Si sente canonico, canonizzato, in un qualche canone? Qual è il suo libro migliore, perché?

«Se guardo oggettivamente ai riscontri critici, i libri miei più spesso citati sono Il profilo del Rosa e Jucci, usciti entrambi per Mondadori rispettivamente nel 2001 e nel 2014. Quanto al canone, lo definisce l'estetica, ma a posteriori, molto a posteriori, dopo aver saggiamente analizzato il dialogo tra critica e poetica».

Chi Le è stato maestro? Qual è il libro che più L'ha segnata?

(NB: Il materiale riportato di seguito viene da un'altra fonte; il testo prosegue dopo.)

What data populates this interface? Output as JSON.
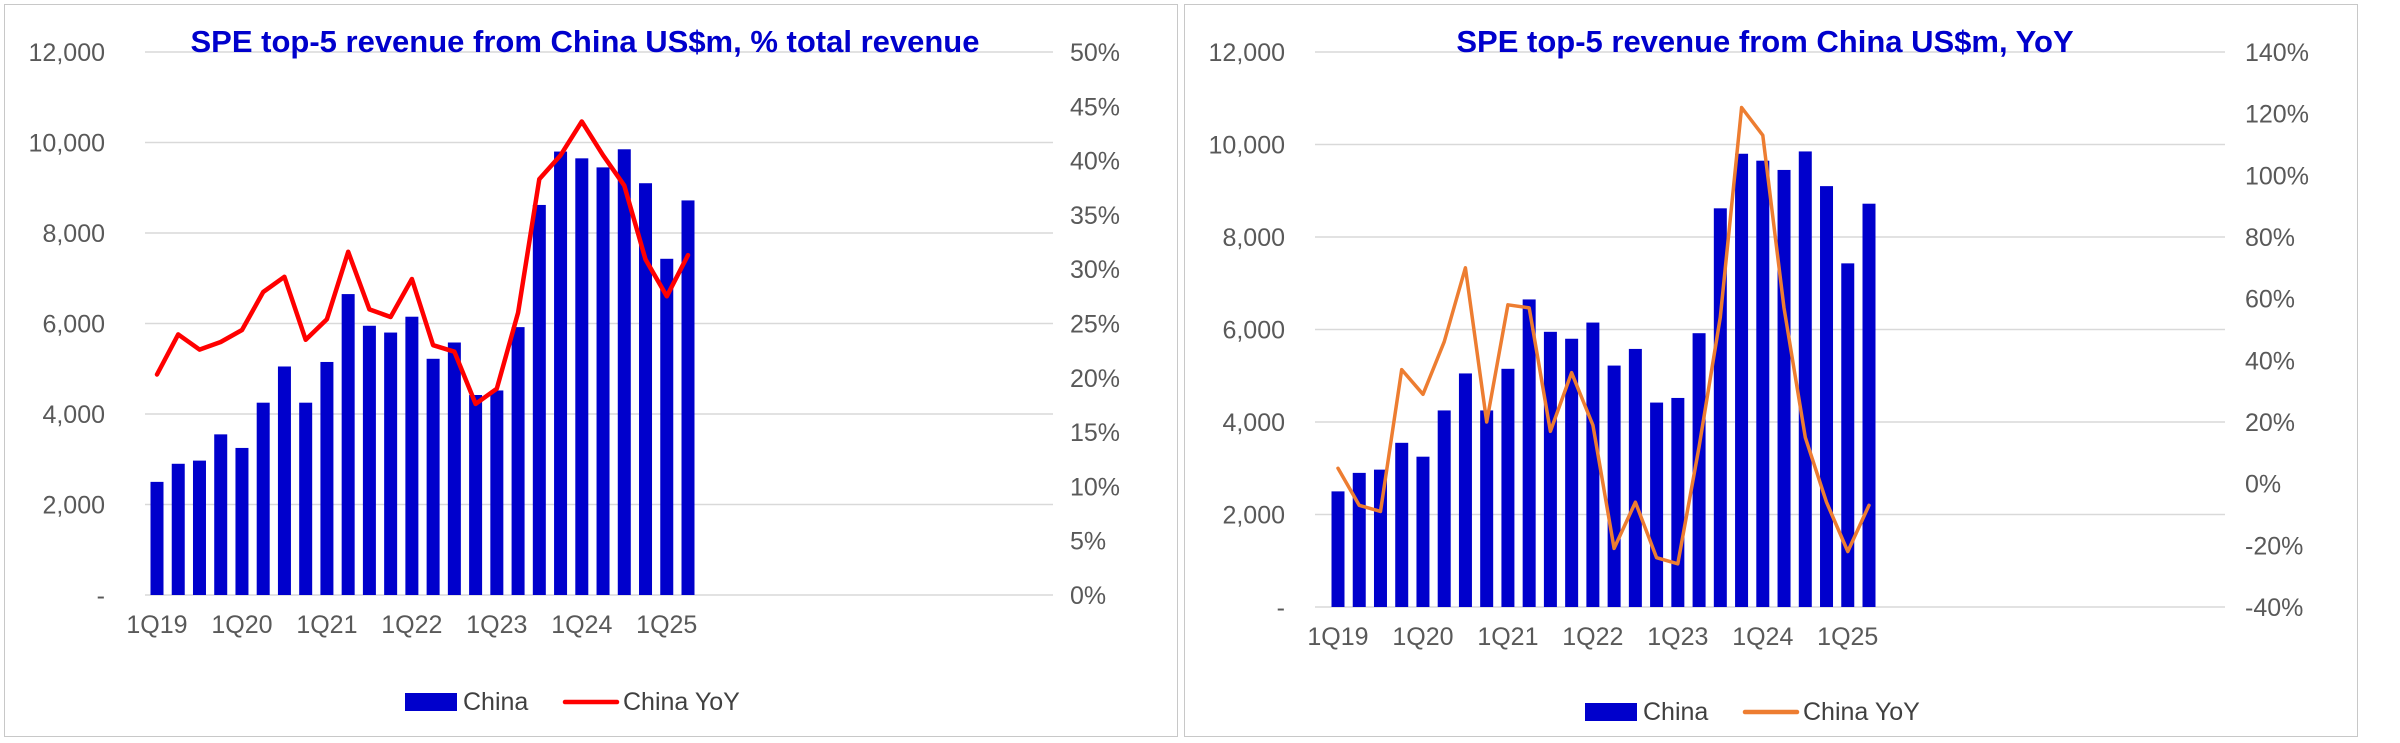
{
  "chart_data": [
    {
      "type": "bar+line",
      "title": "SPE top-5 revenue from China US$m, % total revenue",
      "categories": [
        "1Q19",
        "2Q19",
        "3Q19",
        "4Q19",
        "1Q20",
        "2Q20",
        "3Q20",
        "4Q20",
        "1Q21",
        "2Q21",
        "3Q21",
        "4Q21",
        "1Q22",
        "2Q22",
        "3Q22",
        "4Q22",
        "1Q23",
        "2Q23",
        "3Q23",
        "4Q23",
        "1Q24",
        "2Q24",
        "3Q24",
        "4Q24",
        "1Q25",
        "2Q25"
      ],
      "x_tick_labels": [
        "1Q19",
        "1Q20",
        "1Q21",
        "1Q22",
        "1Q23",
        "1Q24",
        "1Q25"
      ],
      "bar_series": {
        "name": "China",
        "color": "#0000cc",
        "values": [
          2500,
          2900,
          2970,
          3550,
          3250,
          4250,
          5050,
          4250,
          5150,
          6650,
          5950,
          5800,
          6150,
          5220,
          5580,
          4420,
          4520,
          5920,
          8620,
          9800,
          9650,
          9450,
          9850,
          9100,
          7430,
          8720
        ]
      },
      "line_series": {
        "name": "China YoY",
        "color": "#ff0000",
        "values": [
          20.3,
          24.0,
          22.6,
          23.3,
          24.4,
          27.9,
          29.3,
          23.5,
          25.4,
          31.6,
          26.3,
          25.6,
          29.1,
          23.0,
          22.4,
          17.6,
          19.0,
          26.0,
          38.3,
          40.5,
          43.6,
          40.5,
          37.7,
          30.9,
          27.5,
          31.3
        ]
      },
      "y_left": {
        "min": 0,
        "max": 12000,
        "step": 2000,
        "tick_labels": [
          "-",
          "2,000",
          "4,000",
          "6,000",
          "8,000",
          "10,000",
          "12,000"
        ]
      },
      "y_right": {
        "min": 0,
        "max": 50,
        "step": 5,
        "tick_labels": [
          "0%",
          "5%",
          "10%",
          "15%",
          "20%",
          "25%",
          "30%",
          "35%",
          "40%",
          "45%",
          "50%"
        ]
      },
      "grid": "horizontal",
      "legend": {
        "position": "bottom",
        "items": [
          "China",
          "China YoY"
        ]
      }
    },
    {
      "type": "bar+line",
      "title": "SPE top-5 revenue from China US$m, YoY",
      "categories": [
        "1Q19",
        "2Q19",
        "3Q19",
        "4Q19",
        "1Q20",
        "2Q20",
        "3Q20",
        "4Q20",
        "1Q21",
        "2Q21",
        "3Q21",
        "4Q21",
        "1Q22",
        "2Q22",
        "3Q22",
        "4Q22",
        "1Q23",
        "2Q23",
        "3Q23",
        "4Q23",
        "1Q24",
        "2Q24",
        "3Q24",
        "4Q24",
        "1Q25",
        "2Q25"
      ],
      "x_tick_labels": [
        "1Q19",
        "1Q20",
        "1Q21",
        "1Q22",
        "1Q23",
        "1Q24",
        "1Q25"
      ],
      "bar_series": {
        "name": "China",
        "color": "#0000cc",
        "values": [
          2500,
          2900,
          2970,
          3550,
          3250,
          4250,
          5050,
          4250,
          5150,
          6650,
          5950,
          5800,
          6150,
          5220,
          5580,
          4420,
          4520,
          5920,
          8620,
          9800,
          9650,
          9450,
          9850,
          9100,
          7430,
          8720
        ]
      },
      "line_series": {
        "name": "China YoY",
        "color": "#ed7d31",
        "values": [
          5,
          -7,
          -9,
          37,
          29,
          46,
          70,
          20,
          58,
          57,
          17,
          36,
          19,
          -21,
          -6,
          -24,
          -26,
          12,
          54,
          122,
          113,
          57,
          15,
          -6,
          -22,
          -7
        ]
      },
      "y_left": {
        "min": 0,
        "max": 12000,
        "step": 2000,
        "tick_labels": [
          "-",
          "2,000",
          "4,000",
          "6,000",
          "8,000",
          "10,000",
          "12,000"
        ]
      },
      "y_right": {
        "min": -40,
        "max": 140,
        "step": 20,
        "tick_labels": [
          "-40%",
          "-20%",
          "0%",
          "20%",
          "40%",
          "60%",
          "80%",
          "100%",
          "120%",
          "140%"
        ]
      },
      "grid": "horizontal",
      "legend": {
        "position": "bottom",
        "items": [
          "China",
          "China YoY"
        ]
      }
    }
  ]
}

«Giovanni Raboni, che mi pubblicò su Paragone quando ero assolutamente inedito e poi nella Fenice di Guanda sia come poeta sia come traduttore di Keats. Il libro italiano che da giovane mi segnò maggiormente fu Diario di Algeria di Vittorio Sereni, che mi permise di comprendere anche i silenzi e le asperità di mio padre, nato nel 1914, e come Sereni tenente di fanteria».

Quanto c'è di narciso nel poeta? E di sacrificio?

«Come ogni artigiano sei contento quando il lavoro ti riesce bene: ti senti momentaneamente appagato. Ma subito appare il nuovo lavoro, la nuova sfida. Magari ti concedi anche una gita in alta quota, ma poi torni subito alla disciplina della parola, dell'immagine. Sacrifici? Senz'altro sì, ma non sapresti vivere in un altro modo».

Lei scrive: «L'omosessualità diventa normale quando è normata. In Italia è ben lungi dall'esserlo. Non mi è chiaro il legame tra movimento gay e poesia, né se esista una particolare poesia che sviluppi tematiche gay o meno. Mi spieghi.

«In Italia, su questo argomento, sembra di vivere in un universo parallelo rispetto al resto del mondo occidentale. Perché non è mai stata presa sul serio la dichiarazione di trent'anni fa (17 maggio 1990) dell'Organizzazione Mondiale della Sanità: l'omosessualità è una variante naturale dell'umana sessualità. Quindi: nessuna malattia e di conseguenza nessuna cura o terapia riparativa, nessuno stigma. Come ha scritto Goffredo Parise: Ogni uomo, uno scrittore, un poeta, un artista è quello che è la sua sessualità».

Estragga un verso emblematico dalla sua opera. E un verso che avrebbe voluto scrivere, di un altro poeta.

«Per Petrarca Ticino era Tesín, che sta nella Linea del cielo. Non Tesin, Po, Varo, Arno, Adige et Tebro: Petrarca».

Qual è, nel fatidico canone, il poeta italiano più sopravvalutato e quello che meriterebbe maggiore attenzione?

«Credo che meriterebbe maggiore attenzione Clemente Rebora rispetto all'assoluta preminenza di Montale».

Perché, in fondo, scrive poesie?

«Perché posso raccontare e raccontarmi, volgendomi altrove in senso etimologico, proprio dis-vertendomi ed essere preso persino sul serio».